A multibillion-dollar settlement in the United States agreed last Friday has opened the door for alternative models of selling real estate, and likely spells the end to 6% commissions on home sales.
American homesellers excited by the prospect of paying substantially lower fees — and realtors equally fearful of a huge cut to their income — need only look across the pond for an example of what might happen next.
An influx of low-cost, online-only real estate agencies in Britain has shaken up its housing market in recent years, offering sellers highly competitive upfront fixed fees for a basic package of services.
“Sell your home for free. No bull,” promises one such agency, Purplebricks, on its website. The company, founded a decade ago, offers sellers a valuation and a listing — “everything you need to sell your home” — for free.
Sellers can choose, however, to pay for a range of services considered standard among traditional real estate agencies, and many of them do. Purplebricks charges £899 ($1,142) to have one of its agents conduct property viewings, for example, and £699 ($888) for a package that includes professional photos.
But that’s still a much sweeter deal than the typical £2,850 ($3,616) a UK homeowner can expect to pay a traditional brick-and-mortar agent for a property priced at the national average of £285,000 ($362,022).
That’s based on the average agency fee of 1% — a figure provided by Nathan Emerson, chief executive of Propertymark, a trade body representing 18,000 real estate agents in the United Kingdom, including Purplebricks.
Online agencies accounted for just 5.5% of homes sold across the UK in the last three months of 2023, according to property data firm TwentyCi. And that share declines as the value of a property increases.
Even so, Paula Higgins, chief executive of campaign group HomeOwners Alliance, says the proliferation of agencies like Purplebricks has “fundamentally changed” the UK real estate agency market, making it “much more competitive and transparent.”
The National Association of Realtors, a powerful trade group representing 1 million US realtors, said Friday that it would pay $418 million to settle an antitrust lawsuit brought by homesellers arguing that it had forced them to pay inflated rates of commission.
The NAR said it would introduce new rules that effectively dismantle the current homebuying and selling process, in which sellers pay both their broker and a buyer’s broker a standard combined 6% commission based on the final sale price.
The changes should boost alternative models of selling real estate that already exist but don’t have much market share, including via flat-fee and discount brokerages. Real estate commissions are also likely to fall across the board, because of the new rules, according to TD Cowen Insights.

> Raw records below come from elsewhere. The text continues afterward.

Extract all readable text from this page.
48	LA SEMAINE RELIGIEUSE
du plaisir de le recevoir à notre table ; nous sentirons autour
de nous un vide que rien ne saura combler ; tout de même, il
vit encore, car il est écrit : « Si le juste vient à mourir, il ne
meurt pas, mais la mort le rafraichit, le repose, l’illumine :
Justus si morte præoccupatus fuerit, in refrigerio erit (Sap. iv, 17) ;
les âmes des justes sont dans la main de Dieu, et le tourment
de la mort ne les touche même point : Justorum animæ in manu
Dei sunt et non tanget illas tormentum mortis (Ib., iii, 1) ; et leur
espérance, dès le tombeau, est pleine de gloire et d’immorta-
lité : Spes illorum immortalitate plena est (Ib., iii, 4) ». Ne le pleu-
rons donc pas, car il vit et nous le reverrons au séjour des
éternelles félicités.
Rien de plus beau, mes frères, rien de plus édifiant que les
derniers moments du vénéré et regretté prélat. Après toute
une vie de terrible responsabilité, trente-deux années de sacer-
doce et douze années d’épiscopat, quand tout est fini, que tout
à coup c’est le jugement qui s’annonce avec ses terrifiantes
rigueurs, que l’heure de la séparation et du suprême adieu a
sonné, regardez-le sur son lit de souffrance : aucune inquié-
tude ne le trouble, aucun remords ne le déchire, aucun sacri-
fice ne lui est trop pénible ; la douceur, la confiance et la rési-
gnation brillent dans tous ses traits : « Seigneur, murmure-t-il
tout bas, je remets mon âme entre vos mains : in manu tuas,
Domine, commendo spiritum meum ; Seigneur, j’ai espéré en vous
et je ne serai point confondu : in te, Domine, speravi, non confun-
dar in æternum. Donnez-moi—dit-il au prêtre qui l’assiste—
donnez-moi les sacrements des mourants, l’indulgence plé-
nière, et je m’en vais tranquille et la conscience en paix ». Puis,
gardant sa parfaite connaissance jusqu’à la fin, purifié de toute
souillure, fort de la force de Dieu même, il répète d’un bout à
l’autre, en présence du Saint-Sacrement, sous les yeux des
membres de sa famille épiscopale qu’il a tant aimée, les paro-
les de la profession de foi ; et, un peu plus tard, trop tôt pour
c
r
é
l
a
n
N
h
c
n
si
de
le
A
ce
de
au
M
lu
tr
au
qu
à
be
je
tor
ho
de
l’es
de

A ‘do-it-yourself’ service
In Britain, upstart online agencies offering flat fees have failed to meet the lofty expectations of the early 2010s, when Purplebricks burst onto the scene.
Their market share has fallen steadily from a high of 8.2% in the final quarter of 2019, according to TwentyCi, which started tracking the data the year before. That could be because they forced the incumbents to trim their fees and improve their offering.
“Having that competition, it (has) really upped the game of the high street estate agents,” Higgins told CNN, noting that traditional players now have a greater online presence and are more open about what their fees pay for.
Several UK online agencies have gone bust in recent years. The HomeOwners Alliance website used to list 15 online agencies. It now only lists five.
Purplebricks, once the breakout star, issued a profit warning last year before its rival, Strike, bought it in a rescue deal for just £1 ($1.27).
Sam Mitchell, chief executive of both companies, told CNN that 60% of people selling homes on Purplebricks pay for an upgraded service. The agency also makes money through its mortgage brokerage arm, and by offering some legal services, he added.
“The cheap fee model hasn’t worked, we’ve seen that with all the businesses that have started and failed,” said Adam Day, who is leading the UK expansion of eXp, a US-based real estate agency. “For Purplebricks to (sell services) for free, what is this model going to look like in two to five years’ time?”
Day, who founded one of Britain’s first online-only agencies in 2006, told CNN it was “impossible to run an estate agency on cheap fees and make a profit.”
Higgins, at the HomeOwners Alliance, suggests an explanation for why these agencies have failed to enchant more sellers: “You might be paying rock-bottom fees, but it can be a do-it-yourself service.”
Sellers, paying these agencies nothing to relatively little, are typically required to put in most of the work, taking photos of their property, finding potential buyers, arranging viewings and negotiating offers, she said. That doesn’t work for everyone.
“If you are selling and you’ve got a local estate agent, they’ll have people on their books that are probably looking for properties on that street, and they’ll know, almost, who’s living in whose house,” she said.
While online agencies offer sellers “flexibility and choice,” says Emerson, at Propertymark, in a tricky housing market where it’s harder to sell properties, would-be sellers tend to opt for traditional agents whose business model is based on completing a sale to get the commission.
Online agencies, in contrast, usually take a flat fee from sellers to list their property, whether or not it eventually sells.
“You’re paying for them to market your property. If it sells, it sells, if it doesn’t, it doesn’t, you still pay…. you’re not paying them to sell your house,” Emerson said.